The Dutchman, who coached the Eagles from 1989 to 1994, had alleged that some players paid as much as $15, 000 to coaches to play for the Eagles. But he refused to mention names.
“I have nothing to defend because I don’t know anything about it. Let him (Westerhof) come and mention names. Maybe he started it because he should know what he is talking about,” Adegboye Onigbinde, who coached Eagles to the 1984 Africa Nations Cup and the 2002 World Cup, said.
Christain Chukwu, who captained the Eagles to their first Nations Cup triumph in 1980, also dared Westerhof to reel out the names of coaches who collected bribes to field players in the national team.
“Why didn’t he mention anybody? It is not true; he has to mention those involved,” Chukwu, who was Westerhof’s assistant before becoming the Eagles’ head coach, said.
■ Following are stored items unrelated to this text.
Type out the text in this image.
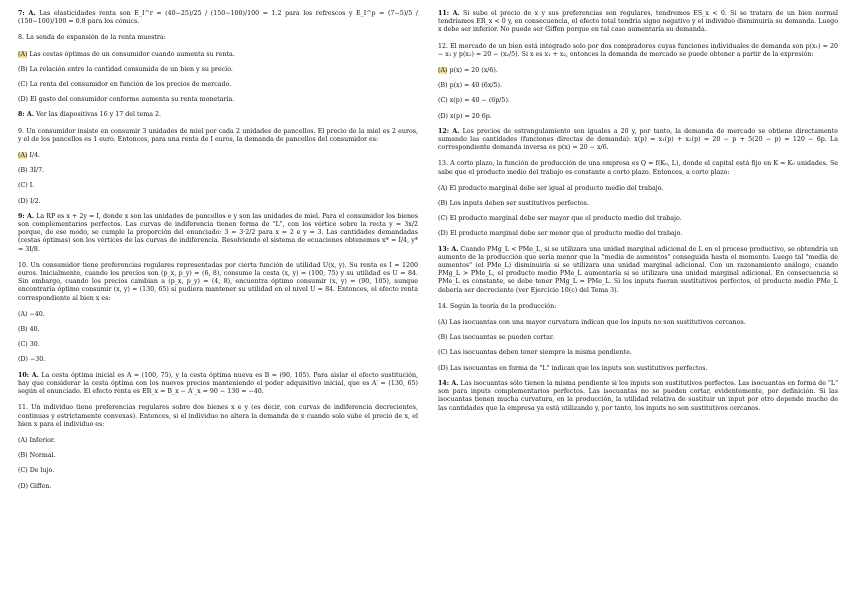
7: A. Las elasticidades renta son E_I^r = (40−25)/25 / (150−100)/100 = 1.2 para los refrescos y E_I^p = (7−5)/5 / (150−100)/100 = 0.8 para los cómics.
8. La senda de expansión de la renta muestra:
(A) Las cestas óptimas de un consumidor cuando aumenta su renta.
(B) La relación entre la cantidad consumida de un bien y su precio.
(C) La renta del consumidor en función de los precios de mercado.
(D) El gasto del consumidor conforme aumenta su renta monetaria.
8: A. Ver las diapositivas 16 y 17 del tema 2.
9. Un consumidor insiste en consumir 3 unidades de miel por cada 2 unidades de pancellos. El precio de la miel es 2 euros, y el de los pancellos es 1 euro. Entonces, para una renta de I euros, la demanda de pancellos del consumidor es:
(A) I/4.
(B) 3I/7.
(C) I.
(D) I/2.
9: A. La RP es x + 2y = I, donde x son las unidades de pancellos e y son las unidades de miel. Para el consumidor los bienes son complementarios perfectos. Las curvas de indiferencia tienen forma de "L", con los vértice sobre la recta y = 3x/2 porque, de ese modo, se cumple la proporción del enunciado: 3 = 3·2/2 para x = 2 e y = 3. Las cantidades demandadas (cestas óptimas) son los vértices de las curvas de indiferencia. Resolviendo el sistema de ecuaciones obtenemos x* = I/4, y* = 3I/8.
10. Un consumidor tiene preferencias regulares representadas por cierta función de utilidad U(x, y). Su renta es I = 1200 euros. Inicialmente, cuando los precios son (p_x, p_y) = (6, 8), consume la cesta (x, y) = (100, 75) y su utilidad es U = 84. Sin embargo, cuando los precios cambian a (p_x, p_y) = (4, 8), encuentra óptimo consumir (x, y) = (90, 105), aunque encontraría óptimo consumir (x, y) = (130, 65) si pudiera mantener su utilidad en el nivel U = 84. Entonces, el efecto renta correspondiente al bien x es:
(A) −40.
(B) 40.
(C) 30.
(D) −30.
10: A. La cesta óptima inicial es A = (100, 75), y la cesta óptima nueva es B = (90, 105). Para aislar el efecto sustitución, hay que considerar la cesta óptima con los nuevos precios manteniendo el poder adquisitivo inicial, que es A′ = (130, 65) según el enunciado. El efecto renta es ER_x = B_x − A′_x = 90 − 130 = −40.
11. Un individuo tiene preferencias regulares sobre dos bienes x e y (es decir, con curvas de indiferencia decrecientes, continuas y estrictamente convexas). Entonces, si el individuo no altera la demanda de x cuando solo sube el precio de x, el bien x para el individuo es:
(A) Inferior.
(B) Normal.
(C) De lujo.
(D) Giffen.
11: A. Si sube el precio de x y sus preferencias son regulares, tendremos ES_x < 0. Si se tratara de un bien normal tendríamos ER_x < 0 y, en consecuencia, el efecto total tendría signo negativo y el individuo disminuiría su demanda. Luego x debe ser inferior. No puede ser Giffen porque en tal caso aumentaría su demanda.
12. El mercado de un bien está integrado solo por dos compradores cuyas funciones individuales de demanda son p(x₁) = 20 − x₁ y p(x₂) = 20 − (x₂/5). Si x es x₁ + x₂, entonces la demanda de mercado se puede obtener a partir de la expresión:
(A) p(x) = 20 (x/6).
(B) p(x) = 40 (6x/5).
(C) x(p) = 40 − (6p/5).
(D) x(p) = 20 6p.
12: A. Los precios de estrangulamiento son iguales a 20 y, por tanto, la demanda de mercado se obtiene directamente sumando las cantidades (funciones directas de demanda): x(p) = x₁(p) + x₂(p) = 20 − p + 5(20 − p) = 120 − 6p. La correspondiente demanda inversa es p(x) = 20 − x/6.
13. A corto plazo, la función de producción de una empresa es Q = f(K₀, L), donde el capital está fijo en K = K₀ unidades. Se sabe que el producto medio del trabajo es constante a corto plazo. Entonces, a corto plazo:
(A) El producto marginal debe ser igual al producto medio del trabajo.
(B) Los inputs deben ser sustitutivos perfectos.
(C) El producto marginal debe ser mayor que el producto medio del trabajo.
(D) El producto marginal debe ser menor que el producto medio del trabajo.
13: A. Cuando PMg_L < PMe_L, si se utilizara una unidad marginal adicional de L en el proceso productivo, se obtendría un aumento de la producción que sería menor que la "media de aumentos" conseguida hasta el momento. Luego tal "media de aumentos" (el PMe_L) disminuiría si se utilizara una unidad marginal adicional. Con un razonamiento análogo, cuando PMg_L > PMe_L, el producto medio PMe_L aumentaría si se utilizara una unidad marginal adicional. En consecuencia si PMe_L es constante, se debe tener PMg_L = PMe_L. Si los inputs fueran sustitutivos perfectos, el producto medio PMe_L debería ser decreciente (ver Ejercicio 10(c) del Tema 3).
14. Según la teoría de la producción:
(A) Las isocuantas con una mayor curvatura indican que los inputs no son sustitutivos cercanos.
(B) Las isocuantas se pueden cortar.
(C) Las isocuantas deben tener siempre la misma pendiente.
(D) Las isocuantas en forma de "L" indican que los inputs son sustitutivos perfectos.
14: A. Las isocuantas sólo tienen la misma pendiente si los inputs son sustitutivos perfectos. Las isocuantas en forma de "L" son para inputs complementarios perfectos. Las isocuantas no se pueden cortar, evidentemente, por definición. Si las isocuantas tienen mucha curvatura, en la producción, la utilidad relativa de sustituir un input por otro depende mucho de las cantidades que la empresa ya está utilizando y, por tanto, los inputs no son sustitutivos cercanos.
However, former Eagles striker, Jonathan Akpoborie, says the issue has been lingering on for a long time.
He said, “This issue has been around for a long time. Till today, players still pay to play in the national team. The issue is, why is Westerhof talking now?
“I should have been at the France ’98 World Cup but nobody gave me a reason for being dropped. All the attackers that were taken to the World Cup that year were below par. So why did they drop somebody like me, who helped my club (VFB Stuttgart) to reach the UEFA Cup Winners Cup final that same year?”
Former Nigeria midfielder, Etim Esin, said bribery “is very rampant in Nigeria. They don’t pick talents anymore. Westerhof succeeded because he brought in the likes of (Daniel) Amokachi and (Sunday) Oliseh and dropped most of us playing in Europe at that time.
“It didn’t happen in my time, we were picked on merit but now, if you can’t bribe a coach, you won’t be selected. It’s shameful.”
But Atlanta ’96 gold medallist, Taribo West, denies any knowledge of bribery during his time with the Eagles.
“In my time, there was nothing like that; maybe it’s possible now. We had great players like Emmanuel Olisadebe who couldn’t make the squad to France ’98 because we had a lot of talents.
“Now due to lack of players on ground, some people may want to find their ways to the national team by giving bribes,” Taribo said.